Further BSP rate cuts seen in 2021

The Bangko Sentral ng Pilipinas (BSP) is expected to slash interest rates some more next year amid an expected slow economic recovery, London-based Capital Economics said.

“The central bank in the Philippines also cut interest rates at its November meeting. The weakness of the recovery and the low level of fiscal support means further easing is likely,” Capital Economics senior Asia economist Gareth Leather, Asia economist Alex Holmes and research assistant Oliver Byrne said in a Nov. 30 report titled “Rate-cutting cycle not over yet.”

Capital Economics was referring to the BSP’s surprise 25-basis point (bp) cut in key rates last month, which slashed the policy rate by a cumulative 200 bps so far this year to a record low of 2 percent.

It noted that the gross domestic product (GDP) of the Philippines, India and Thailand remained about 5 to 10 percent below their prepandemic levels.

“Given the big hole that many countries still find themselves in, monetary policy will need to remain loose for some time to come,” Capital Economics said.

In the case of the Philippines, Capital Economics projected the policy rate further falling to 1.5 percent in 2021.

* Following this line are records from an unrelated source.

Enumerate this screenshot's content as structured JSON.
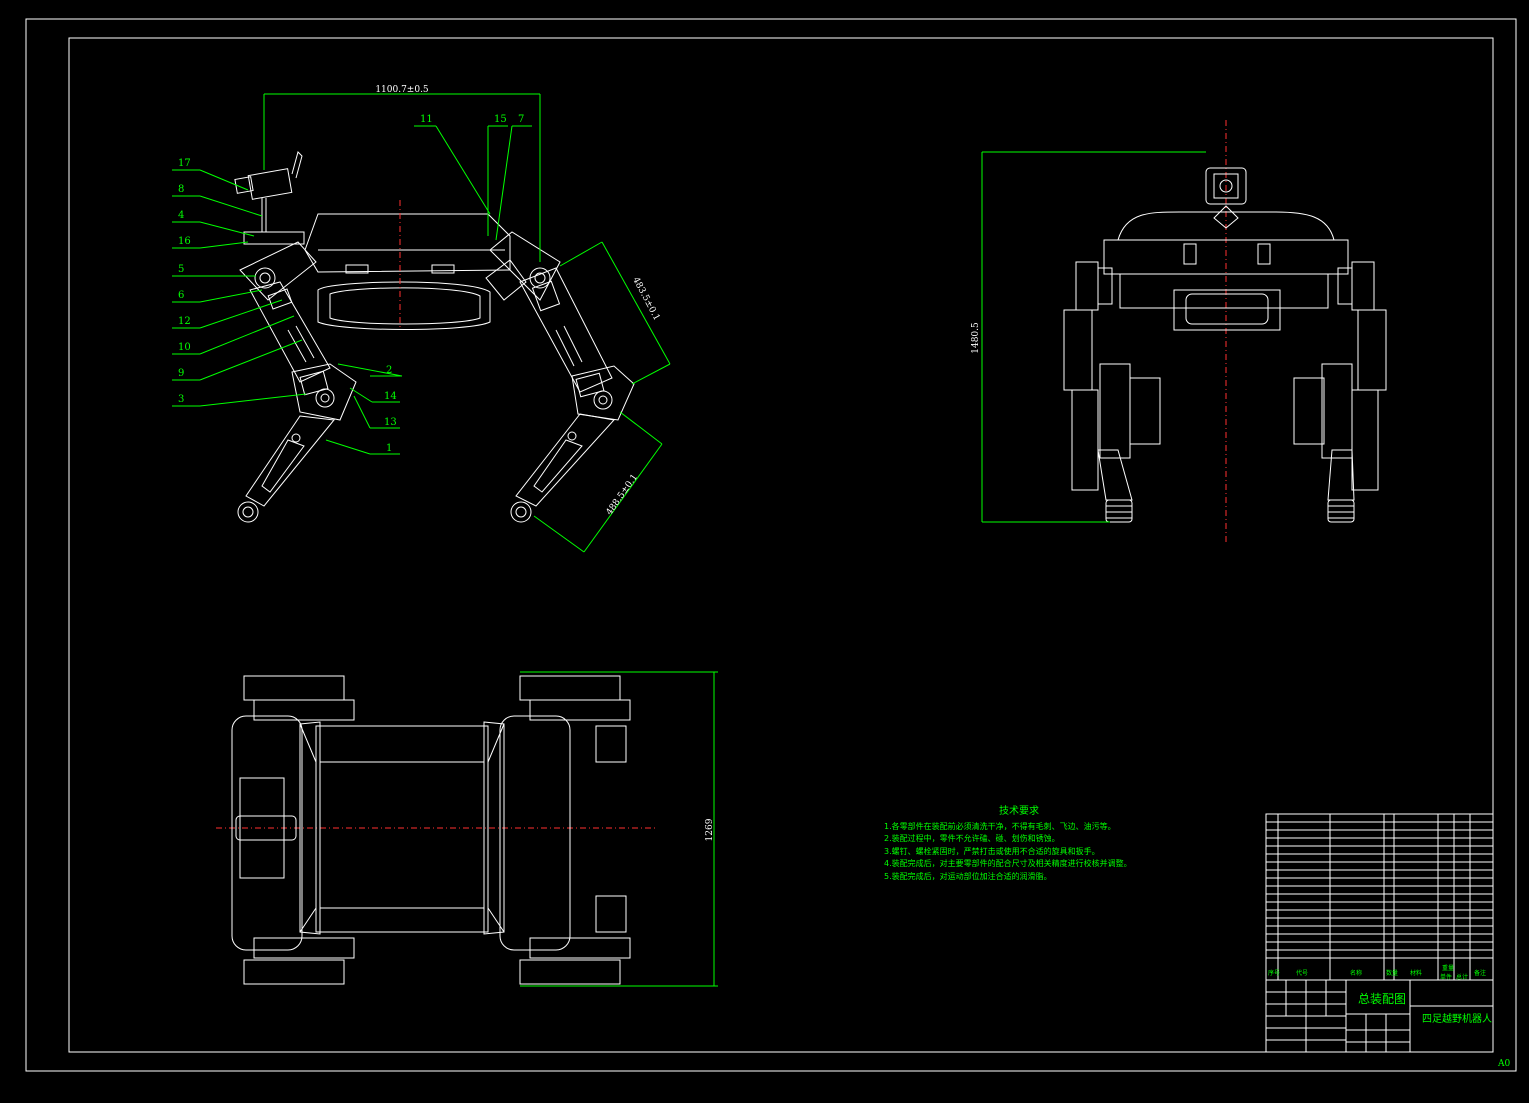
{
  "dimensions": {
    "top_width": "1100.7±0.5",
    "height_side": "1480.5",
    "thigh": "483.5±0.1",
    "shin": "488.5±0.1",
    "plan_width": "1269"
  },
  "callouts": [
    "17",
    "8",
    "4",
    "16",
    "5",
    "6",
    "12",
    "10",
    "9",
    "3",
    "11",
    "15",
    "7",
    "2",
    "14",
    "13",
    "1"
  ],
  "tech_requirements": {
    "title": "技术要求",
    "items": [
      "1.各零部件在装配前必须清洗干净，不得有毛刺、飞边、油污等。",
      "2.装配过程中，零件不允许磕、碰、划伤和锈蚀。",
      "3.螺钉、螺栓紧固时，严禁打击或使用不合适的旋具和扳手。",
      "4.装配完成后，对主要零部件的配合尺寸及相关精度进行校核并调整。",
      "5.装配完成后，对运动部位加注合适的润滑脂。"
    ]
  },
  "title_block": {
    "drawing_title": "总装配图",
    "product_name": "四足越野机器人",
    "sheet_size": "A0",
    "header": [
      "序号",
      "代号",
      "名称",
      "数量",
      "材料",
      "单件",
      "总计",
      "备注"
    ],
    "header_weight": "重量"
  }
}
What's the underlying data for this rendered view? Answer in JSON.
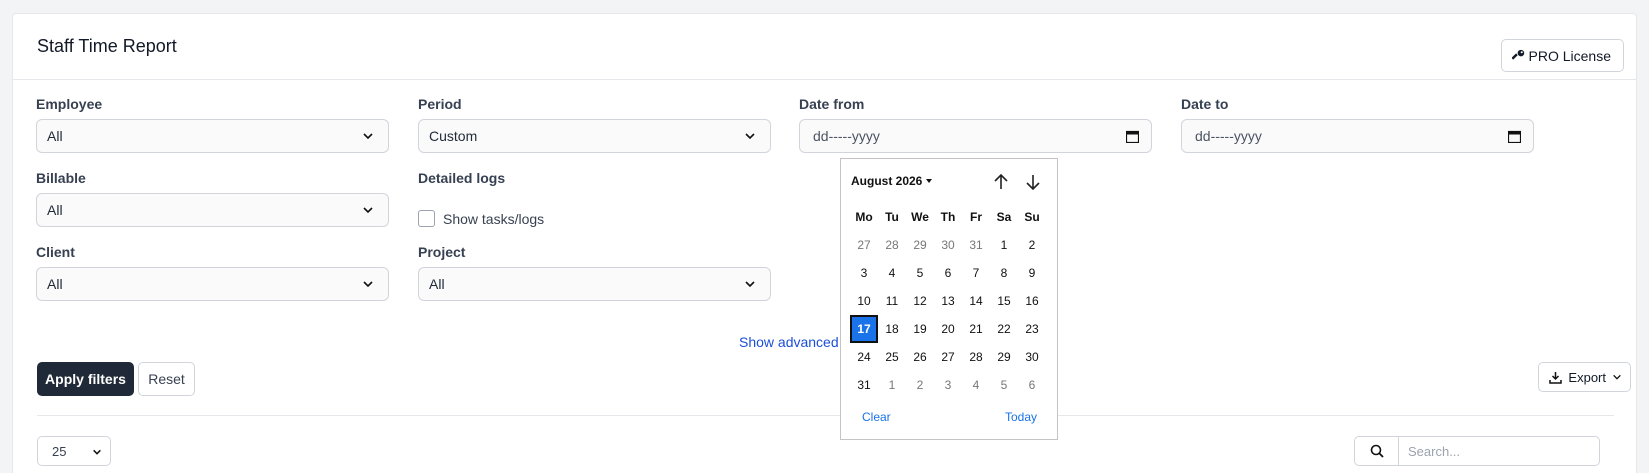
{
  "header": {
    "title": "Staff Time Report",
    "pro_label": "PRO License"
  },
  "filters": {
    "employee": {
      "label": "Employee",
      "value": "All"
    },
    "period": {
      "label": "Period",
      "value": "Custom"
    },
    "date_from": {
      "label": "Date from",
      "placeholder": "dd-----yyyy"
    },
    "date_to": {
      "label": "Date to",
      "placeholder": "dd-----yyyy"
    },
    "billable": {
      "label": "Billable",
      "value": "All"
    },
    "detailed_logs": {
      "label": "Detailed logs",
      "checkbox_label": "Show tasks/logs",
      "checked": false
    },
    "client": {
      "label": "Client",
      "value": "All"
    },
    "project": {
      "label": "Project",
      "value": "All"
    },
    "advanced_link": "Show advanced"
  },
  "actions": {
    "apply": "Apply filters",
    "reset": "Reset",
    "export": "Export"
  },
  "table_controls": {
    "page_size": "25",
    "search_placeholder": "Search..."
  },
  "calendar": {
    "month_label": "August 2026",
    "weekdays": [
      "Mo",
      "Tu",
      "We",
      "Th",
      "Fr",
      "Sa",
      "Su"
    ],
    "days": [
      [
        "27",
        "28",
        "29",
        "30",
        "31",
        "1",
        "2"
      ],
      [
        "3",
        "4",
        "5",
        "6",
        "7",
        "8",
        "9"
      ],
      [
        "10",
        "11",
        "12",
        "13",
        "14",
        "15",
        "16"
      ],
      [
        "17",
        "18",
        "19",
        "20",
        "21",
        "22",
        "23"
      ],
      [
        "24",
        "25",
        "26",
        "27",
        "28",
        "29",
        "30"
      ],
      [
        "31",
        "1",
        "2",
        "3",
        "4",
        "5",
        "6"
      ]
    ],
    "selected": "17",
    "clear": "Clear",
    "today": "Today"
  },
  "colors": {
    "primary_dark": "#1f2937",
    "link": "#1d4ed8",
    "calendar_selected": "#1a73e8"
  }
}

It said the upcoming BSP cuts were expected next year, citing that “inflation is no barrier” given a within-target rate of increase in prices of basic commodities so far this year.

End-October inflation averaged 2.5 percent, within the government’s target range of 2-4 percent, although the November rate likely rose as a result of the strong typhoons that battered the country last month.

“While rising fuel price inflation will push up the headline rate early next year, the weakness of the economy will keep core price pressures subdued,” Capital Economics said.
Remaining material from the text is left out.